If you are injured and can bring a claim against a Local Government you will lose your right to make your claim unless you comply with s. 286 of the local government act which provides as follows:
Immunity Unless Notice Given To Municipality After Damage
(1) A municipality is in no case liable for damages unless notice in writing, setting out the time, place, and manner in which the damage has been sustaibed, is delivered to the municipality within 2 months from the date on which the damage was sustained.

(2)        In case of the death of a person injured, the failure to give notice required by this section is not a bar to the maintenance of the action.

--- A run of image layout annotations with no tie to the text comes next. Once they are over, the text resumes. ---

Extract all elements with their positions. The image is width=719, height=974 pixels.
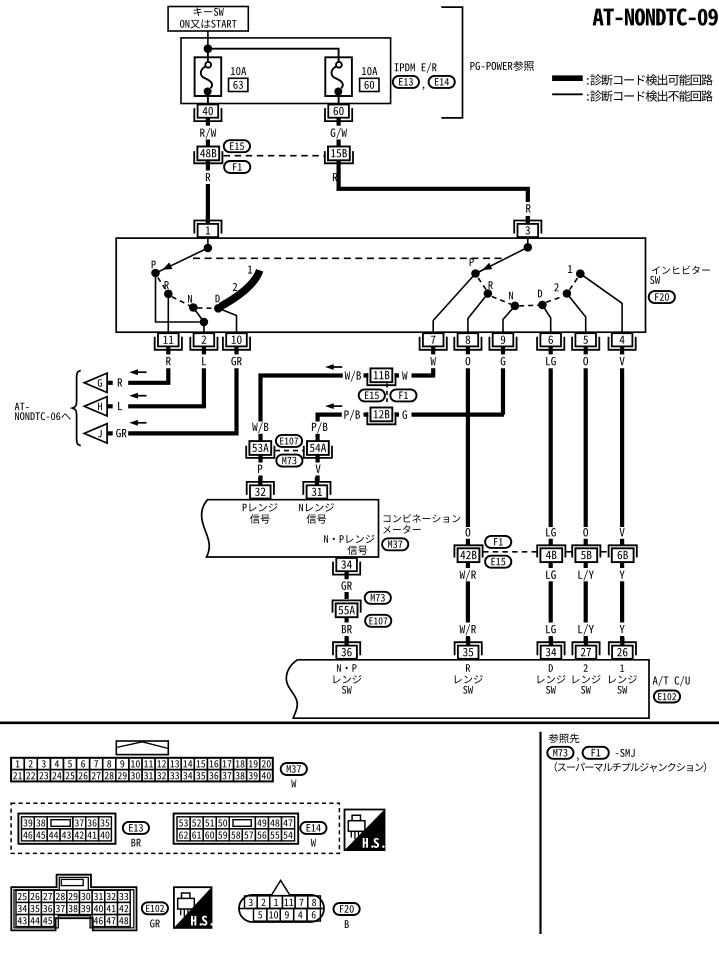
dashed contact path left N-D [198, 307, 215, 309]
label E13 color BR [131, 839, 140, 847]
wire N right to pin 9 [503, 306, 515, 333]
wire junction to fuse 63 [207, 49, 209, 62]
harness view logo H.S. 2 [174, 887, 213, 928]
label F20 color B [345, 920, 349, 928]
label W/R above pin 35 [460, 624, 476, 635]
connector 5B [572, 545, 600, 562]
wire L pin2 to connector H [128, 368, 204, 406]
arrow L direction [129, 393, 146, 399]
label P [258, 465, 262, 473]
pin 32 [247, 477, 274, 498]
wire lever arm left with arrowhead [158, 248, 208, 272]
label LG above pin 34 [546, 625, 556, 634]
connector face E14 [174, 814, 299, 844]
label N・P レンジ SW [333, 664, 361, 693]
label V under 54A [316, 465, 321, 473]
connector face E13 [18, 814, 115, 844]
node switch right common [524, 243, 533, 252]
wire W pin7 down [431, 368, 435, 375]
connector F1 oval [224, 161, 250, 173]
connector F20 oval bottom [334, 903, 360, 915]
dashed link 4B-5B [566, 551, 572, 553]
wire junction to fuse 60 [208, 49, 339, 62]
label L/Y above pin 27 [578, 624, 593, 635]
label GR under pin 34 [341, 581, 351, 590]
wire LG into pin 34 [549, 636, 553, 642]
arrow R direction [129, 369, 146, 375]
node 2 right [554, 283, 571, 297]
wire G/W pin60 to 15B [337, 140, 341, 147]
pin 3 [514, 216, 541, 237]
label Y above pin 26 [620, 625, 625, 633]
label W at 11B [402, 371, 407, 379]
wire W/B into 53A [258, 434, 262, 441]
node N left [188, 295, 198, 312]
connector F1 oval at 42B [485, 536, 511, 548]
label wire color G pin 9 [501, 357, 506, 366]
wire 2 right to pin 5 [567, 294, 586, 334]
bracket PG-POWER reference [441, 7, 534, 118]
wire P/B to 54A [318, 415, 342, 422]
node fuse feed junction [204, 44, 213, 53]
connector E15 oval at 42B [485, 556, 511, 568]
wire LG pin down to 4B [549, 368, 553, 527]
node P right [470, 258, 480, 278]
label wire color V pin 4 [620, 357, 625, 365]
dashed link 5B-6B [601, 551, 607, 553]
label R left [206, 173, 210, 181]
label R above pin 3 [526, 204, 530, 212]
connector 55A [333, 600, 361, 617]
connector 54A [304, 441, 332, 458]
wire pin 3 to switch common [527, 238, 529, 247]
wire P/B 12B left [364, 413, 369, 417]
pin 1 [194, 216, 221, 237]
inhibitor switch box U-F20 [116, 238, 645, 332]
wire O pin down to 5B [584, 368, 588, 527]
wire V pin down to 6B [620, 368, 624, 527]
connector 42B [454, 545, 482, 562]
wire lever arm right with arrowhead [478, 247, 528, 272]
pin 31 [303, 477, 330, 498]
label wire color O pin 8 [466, 357, 471, 366]
label D レンジ SW [538, 664, 566, 693]
dashed contact path right D-2 [546, 296, 563, 302]
connector E13 oval [123, 822, 149, 834]
connector M37 oval bottom [281, 763, 307, 775]
node D right [538, 290, 547, 310]
label wire color GR pin 10 [231, 357, 241, 366]
dashed SMJ link 48B-15B [224, 155, 325, 157]
node N right [509, 292, 519, 310]
label Y below 6B [620, 571, 625, 579]
pin 4 inhibitor [609, 333, 636, 354]
pin 8 inhibitor [454, 333, 481, 354]
label R レンジ SW [455, 664, 483, 693]
fuse 10A 60 [325, 57, 379, 104]
wire R/W pin40 to 48B [206, 140, 210, 147]
wire O into 42B [466, 539, 470, 546]
wire LG down to pin 34 [549, 581, 553, 622]
wire 1 right to pin 4 [580, 274, 622, 333]
legend thin line non-diagnosable circuit [552, 90, 713, 101]
connector M73 oval at 53A [276, 455, 302, 467]
wire W/R into pin 35 [466, 636, 470, 642]
wire O pin down to 42B [466, 368, 470, 527]
terminal triangle G [84, 373, 113, 392]
node P left [151, 261, 160, 278]
SMJ dashed box [11, 803, 339, 853]
wire R 48B to pin 1 [206, 160, 210, 223]
label L/Y below 5B [578, 570, 593, 581]
wire Y below 6B [620, 562, 624, 568]
label W/B above 53A [252, 422, 268, 433]
label V above 6B [620, 528, 625, 536]
wire G pin9 down [501, 368, 505, 414]
wire N left to junction [193, 308, 204, 323]
label R right upper [333, 173, 337, 181]
label wire color L pin 2 [202, 357, 206, 365]
label 2 レンジ SW [573, 664, 601, 693]
wire LG into 4B [549, 539, 553, 546]
dashed lever common rail [193, 257, 505, 259]
label L at triangle [118, 402, 122, 410]
label GR at triangle [116, 429, 126, 438]
IPDM E/R box [181, 38, 391, 104]
wire P/B into 54A [316, 434, 320, 441]
label 1 left [248, 266, 252, 274]
connector E15 oval [224, 140, 250, 152]
dashed link 42B-4B [483, 551, 537, 553]
node junction left pin2 [200, 318, 209, 327]
arrow GR direction [129, 420, 146, 426]
node R left [164, 281, 173, 298]
wire G to 12B [395, 413, 505, 417]
connector F1 oval at 11B [390, 389, 416, 401]
dashed link 11B to E15/F1 [386, 384, 388, 403]
pin 2 inhibitor [190, 333, 217, 354]
pin 35 atcu [455, 638, 482, 659]
connector E102 oval [654, 691, 680, 703]
wire P 53A to pin 32 [258, 455, 262, 481]
dashed link 53A-54A [275, 450, 303, 452]
wire D left to pin 10 [218, 308, 236, 333]
wire O into 5B [584, 539, 588, 546]
wire key-SW to IPDM [207, 31, 209, 46]
wire W/B to 53A [261, 376, 343, 422]
connector 11B [367, 368, 395, 385]
connector E15 oval at 11B [359, 389, 385, 401]
label E14 color W [311, 839, 316, 847]
label IPDM E/R with connectors E13 E14 [393, 63, 455, 90]
connector face F20 [239, 880, 324, 922]
dashed contact path right N-D [519, 304, 538, 307]
pin 27 atcu [572, 638, 599, 659]
pin 6 inhibitor [537, 333, 564, 354]
node switch left common [204, 244, 213, 253]
label wire color R pin 11 [166, 357, 170, 365]
label W/B inline [345, 371, 361, 382]
title AT-NONDTC-09 [593, 8, 718, 25]
connector F20 oval [649, 291, 675, 303]
label G at 12B [402, 410, 407, 419]
legend thick line diagnosable circuit [552, 74, 713, 85]
dashed contact path left P-R [158, 278, 166, 291]
wire R right to pin 8 [468, 294, 488, 334]
wire GR pin34 to 55A [345, 592, 349, 599]
wire GR pin10 to connector J [128, 368, 236, 433]
label inhibitor SW [650, 266, 710, 284]
connector face M37 tab [116, 741, 168, 755]
connector E107 oval at 53A [276, 435, 302, 447]
connector 4B [537, 545, 565, 562]
wire P right to pin 7 [433, 274, 475, 334]
label R at triangle [118, 378, 122, 386]
pin 60 [325, 105, 352, 126]
wire L/Y down to pin 27 [584, 581, 588, 622]
label A/T C/U [653, 676, 690, 687]
terminal triangle J [84, 424, 113, 443]
connector 53A [246, 441, 274, 458]
harness view logo H.S. 1 [345, 810, 385, 851]
AT control unit box E102 [286, 660, 649, 718]
connector 15B [325, 147, 353, 164]
pin 9 inhibitor [489, 333, 516, 354]
wire P left to pin2 rail [156, 273, 200, 322]
label W/R below 42B [460, 570, 476, 581]
pin 34 atcu [537, 638, 564, 659]
wire V into 6B [620, 539, 624, 546]
label LG above 4B [546, 528, 556, 537]
connector M37 oval [382, 538, 408, 550]
connector E102 oval bottom [142, 902, 168, 914]
label R/W [200, 128, 216, 139]
wire pin 1 to switch common [207, 238, 209, 248]
wire V 54A to pin 31 [316, 455, 320, 481]
connector E14 oval [300, 822, 326, 834]
connector 48B [194, 147, 222, 164]
wire L/Y below 5B [584, 562, 588, 568]
arrow P/B direction [325, 403, 342, 409]
label wire color W pin 7 [430, 357, 435, 365]
wire LG below 4B [549, 562, 553, 568]
label LG below 4B [546, 570, 556, 579]
wire L/Y into pin 27 [584, 636, 588, 642]
node 1 right [568, 265, 585, 278]
label wire color LG pin 6 [546, 357, 556, 366]
label O above 5B [583, 528, 588, 537]
wire R pin11 to connector G [128, 368, 168, 383]
connector face M37 [11, 758, 273, 782]
label BR [342, 625, 352, 633]
node D left [214, 295, 223, 313]
dashed contact path right R-N [492, 297, 511, 305]
label E102 color GR [150, 919, 160, 927]
pin 5 inhibitor [572, 333, 599, 354]
label P/B inline [344, 410, 360, 421]
pin 36 [333, 638, 360, 659]
dashed contact path right 2-1 [570, 278, 578, 290]
reference section 参照先 [541, 732, 707, 934]
connector E107 oval at 55A [365, 615, 391, 627]
lever position arc left [221, 270, 260, 306]
pin 34 meter [333, 558, 360, 579]
wire Y down to pin 26 [620, 581, 624, 622]
pin 11 inhibitor [155, 333, 182, 354]
label M37 color W [291, 780, 296, 788]
wire Y into pin 26 [620, 636, 624, 642]
connector 12B [367, 408, 395, 425]
label 2 left [233, 283, 238, 291]
wire R left to pin 11 [167, 294, 169, 333]
label G/W [331, 128, 347, 139]
key switch box キーSW ON又はSTART [168, 7, 248, 32]
dashed contact path left R-N [172, 297, 190, 306]
label 1 レンジ SW [609, 664, 637, 693]
label O above 42B [466, 528, 471, 537]
pin 7 inhibitor [420, 333, 447, 354]
pin 10 inhibitor [223, 333, 250, 354]
wire W/R below 42B [466, 562, 470, 568]
connector 6B [609, 545, 637, 562]
wire D right to pin 6 [542, 305, 550, 333]
label wire color O pin 5 [583, 357, 588, 366]
wire W/R down to pin 35 [466, 581, 470, 622]
arrow W/B direction [325, 364, 342, 370]
wire junction to pin 2 [203, 322, 205, 333]
connector face E102 [11, 875, 136, 931]
label P/B above 54A [312, 422, 328, 433]
wire BR 55A to pin 36 [345, 617, 349, 641]
separator line [0, 721, 719, 724]
dashed contact path right P-R [478, 278, 486, 290]
wire W to 11B [395, 373, 436, 377]
node R right [484, 281, 493, 298]
brace to AT-NONDTC-06 [15, 371, 81, 446]
terminal triangle H [84, 397, 113, 416]
wire W/B 11B left [364, 373, 369, 377]
label combination meter [383, 514, 460, 534]
connector M73 oval at 55A [365, 592, 391, 604]
wire R 15B to pin 3 [339, 160, 528, 223]
pin 40 [194, 105, 221, 126]
combination meter box M37 [202, 500, 379, 557]
pin 26 atcu [609, 638, 636, 659]
fuse 10A 63 [195, 57, 248, 104]
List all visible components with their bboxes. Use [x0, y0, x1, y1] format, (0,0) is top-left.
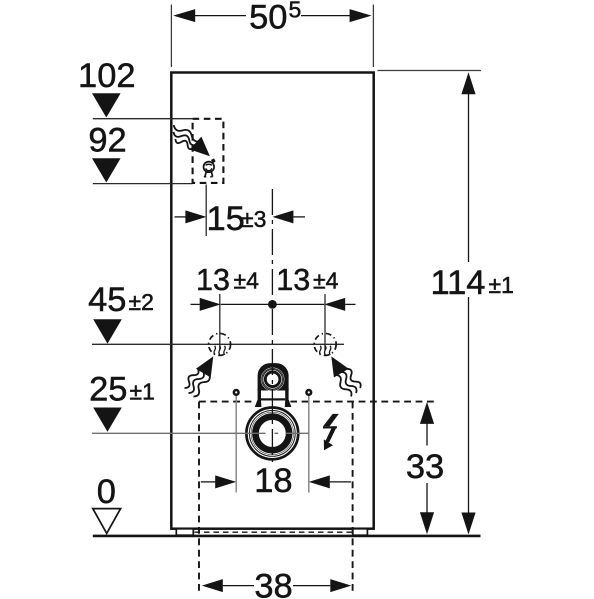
wire level line 45: [92, 343, 344, 345]
ground line: [93, 535, 481, 538]
dashed zone box top: [193, 119, 224, 183]
wire level line 92: [93, 183, 193, 185]
svg-text:25: 25: [89, 371, 127, 409]
base plate dashed mid line: [195, 531, 353, 533]
lightning bolt: [323, 414, 339, 450]
dashed install zone left edge: [198, 402, 200, 594]
level marker 45: [93, 319, 122, 343]
svg-text:±4: ±4: [234, 268, 260, 294]
arrowhead left-pointing at 15: [272, 210, 293, 223]
arrowhead right-pointing at 15: [185, 210, 206, 223]
dimension 50.5 line: [194, 15, 246, 17]
wire 114 top extension: [378, 70, 482, 72]
water arrow top: [190, 137, 216, 163]
wire level line 102: [93, 118, 193, 120]
wire top extension line right: [372, 5, 374, 68]
svg-text:45: 45: [88, 281, 126, 319]
svg-text:92: 92: [88, 122, 126, 160]
water arrow right: [324, 352, 349, 378]
level marker 92: [92, 158, 121, 182]
dimension 33: [426, 423, 428, 446]
dashed install zone right edge: [352, 402, 354, 594]
svg-text:50: 50: [249, 0, 287, 37]
dimension 18: [201, 481, 216, 483]
dashed circle right: [314, 333, 336, 355]
wire extension from tap icon: [205, 185, 207, 237]
svg-text:102: 102: [78, 57, 136, 95]
tap icon: [204, 159, 216, 177]
arrowhead up of 114: [461, 72, 475, 94]
wire top extension line left: [170, 5, 172, 68]
dimension 38: [202, 579, 223, 592]
level marker 0 open triangle: [93, 509, 121, 534]
svg-text:18: 18: [254, 462, 292, 500]
level line 25 crosshair through drain: [92, 432, 266, 434]
water arrow left: [196, 352, 221, 378]
svg-text:±1: ±1: [489, 272, 514, 298]
svg-text:±3: ±3: [241, 206, 266, 232]
svg-text:±4: ±4: [313, 268, 339, 294]
panel outline: [171, 73, 373, 529]
node center dot: [268, 300, 277, 309]
arrowhead left of 50.5: [173, 9, 195, 22]
arrowhead right of 50.5: [350, 9, 372, 22]
svg-text:15: 15: [207, 200, 245, 238]
bolt circle right: [305, 389, 312, 396]
svg-text:33: 33: [406, 448, 444, 486]
dimension 114 line: [468, 93, 470, 262]
dimension 13/13 line: [191, 303, 200, 305]
svg-text:5: 5: [289, 0, 302, 23]
base plate right foot: [353, 529, 368, 535]
svg-text:38: 38: [254, 568, 292, 599]
level marker 102: [92, 93, 121, 117]
svg-text:13: 13: [276, 263, 310, 297]
dashed install zone top edge + 33 extension: [199, 401, 438, 403]
base plate left foot: [176, 529, 193, 535]
center line (dash-dot): [271, 189, 273, 462]
wire stem right bolt: [308, 394, 310, 493]
dimension 15 line left tail: [175, 216, 187, 218]
svg-text:±1: ±1: [130, 379, 155, 405]
arrowhead down of 114: [461, 513, 475, 535]
wire extension right 13: [324, 294, 326, 350]
wire stem left bolt: [235, 394, 237, 493]
bolt circle left: [233, 389, 240, 396]
svg-text:13: 13: [196, 263, 230, 297]
svg-text:114: 114: [430, 264, 485, 302]
supply fitting U1: [255, 363, 292, 407]
wire extension left 13: [219, 294, 221, 350]
svg-text:±2: ±2: [129, 289, 154, 315]
drain pipe: [245, 406, 299, 460]
level marker 25: [93, 408, 122, 432]
dimension 15 line right tail: [293, 216, 305, 218]
svg-text:0: 0: [97, 473, 116, 511]
dashed circle left: [209, 333, 231, 355]
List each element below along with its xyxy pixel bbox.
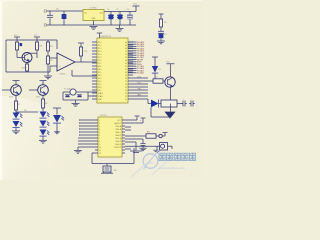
svg-text:www.elecfans.com: www.elecfans.com (159, 166, 185, 170)
svg-text:PSEN: PSEN (137, 64, 142, 66)
svg-text:31: 31 (125, 69, 127, 71)
svg-text:24: 24 (125, 90, 127, 92)
svg-text:P3.5: P3.5 (98, 84, 102, 86)
svg-text:R7: R7 (18, 104, 20, 106)
svg-text:R9: R9 (155, 76, 157, 78)
svg-text:P1.1: P1.1 (98, 45, 102, 47)
svg-text:P1.5: P1.5 (98, 57, 102, 59)
svg-text:P3.4: P3.4 (98, 81, 102, 83)
svg-text:P3.7: P3.7 (98, 90, 102, 92)
svg-text:Y1 12M: Y1 12M (64, 89, 71, 91)
svg-text:37: 37 (125, 51, 127, 53)
svg-text:30: 30 (125, 72, 127, 74)
svg-text:SW: SW (114, 170, 117, 172)
svg-text:21: 21 (125, 99, 127, 101)
svg-text:33: 33 (125, 63, 127, 65)
svg-text:VCC: VCC (166, 61, 171, 63)
svg-text:P1.4: P1.4 (98, 54, 102, 56)
svg-text:GND: GND (92, 18, 97, 20)
svg-text:P1.0: P1.0 (98, 42, 102, 44)
svg-text:38: 38 (125, 48, 127, 50)
svg-text:C4: C4 (127, 9, 129, 11)
svg-text:SEG-D: SEG-D (115, 135, 121, 137)
svg-text:CLK/CLR: CLK/CLR (114, 147, 122, 149)
svg-text:28: 28 (125, 78, 127, 80)
svg-text:D11: D11 (62, 119, 65, 121)
svg-text:26: 26 (125, 84, 127, 86)
svg-text:25: 25 (125, 87, 127, 89)
svg-text:P3.1: P3.1 (98, 72, 102, 74)
svg-text:32: 32 (125, 66, 127, 68)
svg-text:C3: C3 (116, 9, 118, 11)
svg-text:22: 22 (125, 96, 127, 98)
svg-text:40: 40 (125, 42, 127, 44)
svg-text:P3.3: P3.3 (98, 78, 102, 80)
svg-text:C2: C2 (107, 9, 109, 11)
svg-text:VCC: VCC (133, 4, 138, 6)
svg-text:U3 164: U3 164 (100, 115, 107, 117)
svg-text:36: 36 (125, 54, 127, 56)
svg-text:SEG-B: SEG-B (116, 129, 122, 131)
svg-text:QH/OUT: QH/OUT (114, 123, 122, 125)
svg-text:P3.6: P3.6 (98, 87, 102, 89)
svg-text:Vin: Vin (85, 13, 88, 15)
svg-text:-: - (59, 57, 60, 60)
svg-text:35: 35 (125, 57, 127, 59)
svg-text:P3.2: P3.2 (98, 75, 102, 77)
svg-text:P1.6: P1.6 (98, 60, 102, 62)
svg-text:U1 7805: U1 7805 (89, 8, 97, 10)
svg-text:23: 23 (125, 93, 127, 95)
svg-text:P1.7: P1.7 (98, 63, 102, 65)
svg-text:9012: 9012 (9, 97, 13, 99)
svg-text:27: 27 (125, 81, 127, 83)
svg-text:Q9013: Q9013 (21, 68, 26, 70)
svg-text:34: 34 (125, 60, 127, 62)
svg-text:R8: R8 (45, 103, 47, 105)
svg-text:SEG-G: SEG-G (115, 144, 121, 146)
svg-text:29: 29 (125, 75, 127, 77)
svg-text:SEG-F: SEG-F (116, 141, 121, 143)
svg-text:RST: RST (98, 66, 101, 68)
svg-text:9012: 9012 (36, 97, 40, 99)
svg-text:LM358: LM358 (60, 74, 66, 76)
svg-text:P1.3: P1.3 (98, 51, 102, 53)
svg-text:39: 39 (125, 45, 127, 47)
svg-text:D8: D8 (159, 69, 161, 71)
svg-text:SEG-E: SEG-E (116, 138, 122, 140)
svg-text:P3.0: P3.0 (98, 69, 102, 71)
svg-text:P1.2: P1.2 (98, 48, 102, 50)
svg-text:SEG-C: SEG-C (115, 132, 121, 134)
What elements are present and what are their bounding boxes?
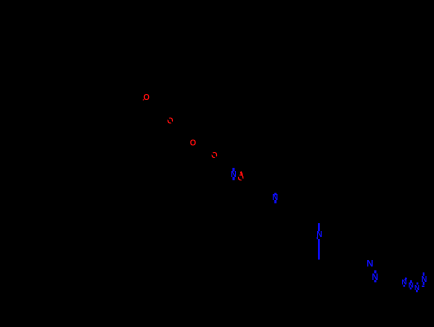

(3)        Failure to give the notice or its insufficiency is not a bar to the maintenance of an action if the court before whom it is tried, or, in case of appeal, the Court of Appeal, believes

(a)        there was reasonable excuse, and

(b)        the defendant has not been prejudiced in its defence by the failure or insufficiency.

Assuming that Local Governments had some responsibility for the design/set up / access to the now world famous Whistler Sliding Centre this limitation period would be triggered for anyone advancing an injury claim against the Local Governments. While this legislation does have an exclusion for claims involving “death” this limitation period has operated to strip the rights of many seriously injured people following alleged negligence of Local Governments.

When people are forced to deal with the consequences of a tragedy it is very harsh to take away their right to seek lawful compensation if they fail to turn their mind to litigation within two months.

The above examples are some of the first which came to mind when asked to comment on the shortcomings of British Columbia Personal Injury Law. While I am generally very proud of the tort system we have in this Province it is important to point out areas where there is room and need for improvement.